Use ShelfDig to Shop Locally Without Leaving Your Couch

Browse online and shop local in Providence by using ShelfDig.

It’s that time of year when American consumers become afflicted with an almost animalistic furor to buy, acquire and consume. But while consumers get more digital by the year, interest for buying local is growing, too. It’s a battle between the convenience of online shopping and the conscience of buying local.

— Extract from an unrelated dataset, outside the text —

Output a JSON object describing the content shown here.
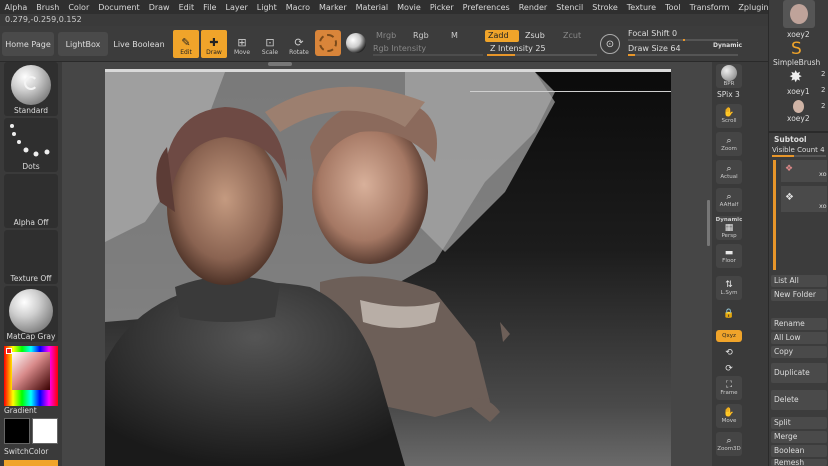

For Rhode Islanders near Providence, that tension may be about to ease. ShelfDig, a web service that allows users to virtually browse the shelves of local stores — even search by item — launched earlier this month with sixty-plus local shops.

With my holiday shopping around the corner, I decided to take ShelfDig on a legitimate test drive: Can I locally source my holiday shopping without leaving my couch? Sure, I’d still have to actually buy the product in the store, but I could radically speed up the discovery process. Perhaps — finally — my sense of conscience and convenience could live in harmony.

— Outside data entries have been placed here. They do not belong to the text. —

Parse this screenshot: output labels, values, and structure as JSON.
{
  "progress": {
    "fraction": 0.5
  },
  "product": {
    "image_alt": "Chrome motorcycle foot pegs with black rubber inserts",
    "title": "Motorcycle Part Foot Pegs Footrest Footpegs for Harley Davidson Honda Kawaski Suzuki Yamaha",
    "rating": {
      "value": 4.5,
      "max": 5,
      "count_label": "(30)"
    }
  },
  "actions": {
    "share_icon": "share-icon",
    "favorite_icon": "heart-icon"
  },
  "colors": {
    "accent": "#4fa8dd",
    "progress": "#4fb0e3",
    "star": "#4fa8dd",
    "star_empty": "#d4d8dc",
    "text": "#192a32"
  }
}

I began my search from the Gift Guides” section on, where I gleaned a few preliminary ideas. I then honed in on the neighborhood browsing option, restricting my search to Hope Street-area businesses. This was particularly convenient, as it allowed me to browse the shelves of a half-dozen stores at a glance. I opted for a tall glass bottle of Dave’s Coffee Syrup from the Hope Street business Stock Culinary Goods, and clicked “Request Hold”.

After confirming my account, I received a friendly e-mail no less than five minutes later confirming that my items were ready for pickup, and would be on hold for me until 7 p.m. Great!

I had never been to Stock before, despite its location in the heart of my neighborhood. I ended up exploring the store and picking out a few other items before I collected my on-hold item. I was impressed with the ambiance of the store and the diverse selection, but what I most enjoyed were the smiles I encountered when I walked in. That kind of personal attention, which no digital algorithm can replace, gets to the heart of what local shopping should be about.

It’s fascinating how our shopping habits appear to be moving full circle: From local economies, to global economies, and back to local again, supplemented with the digital conveniences we’ve all come to enjoy.

ShelfDig — while perhaps not supplanting Amazon from its digital pedestal any time soon — does a brilliant job of solving a simple problem that weighs on many of us: how to shop locally, conveniently. For this man’s conscience, it was well worth a try.